AAAAAAAAAAAAAGGGGGGGGGGGGGGGHHHHHHHHHHHHHHHHHHH


----------



## dapper (Jun 18, 2004)

rhaythorne said:


> I was delighted to find though that someone's uploaded a copy to youtube


Thanks for posting this. I remember watching this little gem many years ago, it will be good to see it again


----------



## rhaythorne (Jan 12, 2004)

Glad to hear I'm not the only one who remembers it









For those that haven't seen it before, no, it's nothing like "Phone Booth"


----------



## Seamaster73 (Jun 25, 2006)

rhaythorne said:


> I was digging around on the Internet last night to see if a favourite old film of mine (which I've been searching for for years) has finally been released on DVD. Not surprisingly it still hasn't, and perhaps never will.
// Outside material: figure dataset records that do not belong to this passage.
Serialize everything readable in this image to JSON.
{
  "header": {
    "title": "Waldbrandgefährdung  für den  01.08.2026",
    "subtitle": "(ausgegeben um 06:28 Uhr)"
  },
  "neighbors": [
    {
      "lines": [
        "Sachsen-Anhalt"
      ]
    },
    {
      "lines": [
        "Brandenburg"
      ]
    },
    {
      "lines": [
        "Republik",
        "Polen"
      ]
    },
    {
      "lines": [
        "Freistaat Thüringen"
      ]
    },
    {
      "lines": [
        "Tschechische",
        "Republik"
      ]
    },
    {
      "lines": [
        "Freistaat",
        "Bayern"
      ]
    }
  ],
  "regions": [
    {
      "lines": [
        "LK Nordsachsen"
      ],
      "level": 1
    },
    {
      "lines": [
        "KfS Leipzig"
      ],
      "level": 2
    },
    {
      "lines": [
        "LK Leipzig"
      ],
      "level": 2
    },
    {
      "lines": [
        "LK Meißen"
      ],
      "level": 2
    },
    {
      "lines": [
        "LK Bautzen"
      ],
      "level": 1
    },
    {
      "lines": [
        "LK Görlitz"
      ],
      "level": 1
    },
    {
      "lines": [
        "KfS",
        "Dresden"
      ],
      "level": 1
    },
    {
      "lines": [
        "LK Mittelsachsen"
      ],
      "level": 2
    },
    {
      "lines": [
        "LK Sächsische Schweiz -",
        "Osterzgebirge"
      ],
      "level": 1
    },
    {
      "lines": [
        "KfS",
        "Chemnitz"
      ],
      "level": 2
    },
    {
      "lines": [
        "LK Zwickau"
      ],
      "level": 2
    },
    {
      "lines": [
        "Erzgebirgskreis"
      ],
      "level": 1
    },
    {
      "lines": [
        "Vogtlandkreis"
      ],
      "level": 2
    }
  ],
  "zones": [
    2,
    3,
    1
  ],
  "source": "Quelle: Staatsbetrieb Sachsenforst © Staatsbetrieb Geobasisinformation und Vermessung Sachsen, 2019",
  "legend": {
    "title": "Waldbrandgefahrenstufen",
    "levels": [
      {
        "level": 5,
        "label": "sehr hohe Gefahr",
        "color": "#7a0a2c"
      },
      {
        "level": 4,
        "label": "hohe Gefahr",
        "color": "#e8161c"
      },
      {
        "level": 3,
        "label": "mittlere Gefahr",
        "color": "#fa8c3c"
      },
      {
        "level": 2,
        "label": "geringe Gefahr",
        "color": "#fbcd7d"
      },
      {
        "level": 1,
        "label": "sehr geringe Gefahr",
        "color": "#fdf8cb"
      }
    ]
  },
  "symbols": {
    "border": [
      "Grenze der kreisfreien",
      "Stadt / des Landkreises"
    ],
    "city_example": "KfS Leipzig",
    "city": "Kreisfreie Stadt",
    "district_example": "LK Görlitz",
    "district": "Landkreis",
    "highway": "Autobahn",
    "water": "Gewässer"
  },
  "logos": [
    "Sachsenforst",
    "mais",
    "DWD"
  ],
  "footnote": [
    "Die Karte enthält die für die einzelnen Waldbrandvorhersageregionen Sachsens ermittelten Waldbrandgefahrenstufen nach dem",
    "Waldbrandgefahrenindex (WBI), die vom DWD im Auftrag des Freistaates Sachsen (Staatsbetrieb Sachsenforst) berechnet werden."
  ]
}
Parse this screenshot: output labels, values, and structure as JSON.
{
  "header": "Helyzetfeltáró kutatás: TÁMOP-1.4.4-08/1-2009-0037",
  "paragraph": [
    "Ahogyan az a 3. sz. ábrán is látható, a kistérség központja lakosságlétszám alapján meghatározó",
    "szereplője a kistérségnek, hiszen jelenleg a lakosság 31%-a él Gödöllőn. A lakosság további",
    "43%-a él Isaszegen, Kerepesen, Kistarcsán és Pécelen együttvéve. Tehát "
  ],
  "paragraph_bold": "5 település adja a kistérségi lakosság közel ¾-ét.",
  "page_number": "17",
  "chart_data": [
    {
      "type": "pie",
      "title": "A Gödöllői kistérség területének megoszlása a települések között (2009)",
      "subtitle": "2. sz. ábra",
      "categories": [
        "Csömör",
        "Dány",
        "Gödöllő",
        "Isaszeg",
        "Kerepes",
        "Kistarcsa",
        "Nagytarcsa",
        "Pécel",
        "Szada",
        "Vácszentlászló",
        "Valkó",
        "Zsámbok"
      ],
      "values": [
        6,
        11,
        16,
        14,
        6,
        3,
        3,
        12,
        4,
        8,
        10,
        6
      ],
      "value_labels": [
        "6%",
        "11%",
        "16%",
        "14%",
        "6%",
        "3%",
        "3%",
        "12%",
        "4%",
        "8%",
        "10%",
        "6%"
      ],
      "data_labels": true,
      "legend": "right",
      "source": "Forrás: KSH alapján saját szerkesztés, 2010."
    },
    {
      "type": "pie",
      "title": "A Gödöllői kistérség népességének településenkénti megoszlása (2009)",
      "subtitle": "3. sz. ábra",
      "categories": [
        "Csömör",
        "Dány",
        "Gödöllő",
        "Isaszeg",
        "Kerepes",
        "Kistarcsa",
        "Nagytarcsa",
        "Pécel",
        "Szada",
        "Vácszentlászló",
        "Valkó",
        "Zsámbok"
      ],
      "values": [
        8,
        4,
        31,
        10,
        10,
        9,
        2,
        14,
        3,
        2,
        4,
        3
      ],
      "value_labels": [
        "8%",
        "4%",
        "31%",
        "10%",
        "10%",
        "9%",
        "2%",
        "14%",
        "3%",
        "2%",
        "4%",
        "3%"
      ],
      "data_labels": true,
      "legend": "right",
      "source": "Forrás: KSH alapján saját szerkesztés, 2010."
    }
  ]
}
It has, actually, as part of a Spanish box set of films by the same director. No English subs, though, not that you need them. PM me if you want the details.

This is one of my all-time favourite movies too. It made a long and lasting impression on me when I saw it as a kid on a BBC2 double bill with Romero's _The Crazies_. I think it's one of the most perfect horror movies ever made.


----------



## Mrcrowley (Apr 23, 2003)

Just from the review i'll give it a miss


----------



## Seamaster73 (Jun 25, 2006)

And here is the long-awaited sequel.






Amazing to think the deep resonance this short still has in Spanish culture, that it can be referenced in a TV ad thirty-five years later!


----------



## rhaythorne (Jan 12, 2004)

Cool







Looks like the same actor!


----------



## Seamaster73 (Jun 25, 2006)

It is!


----------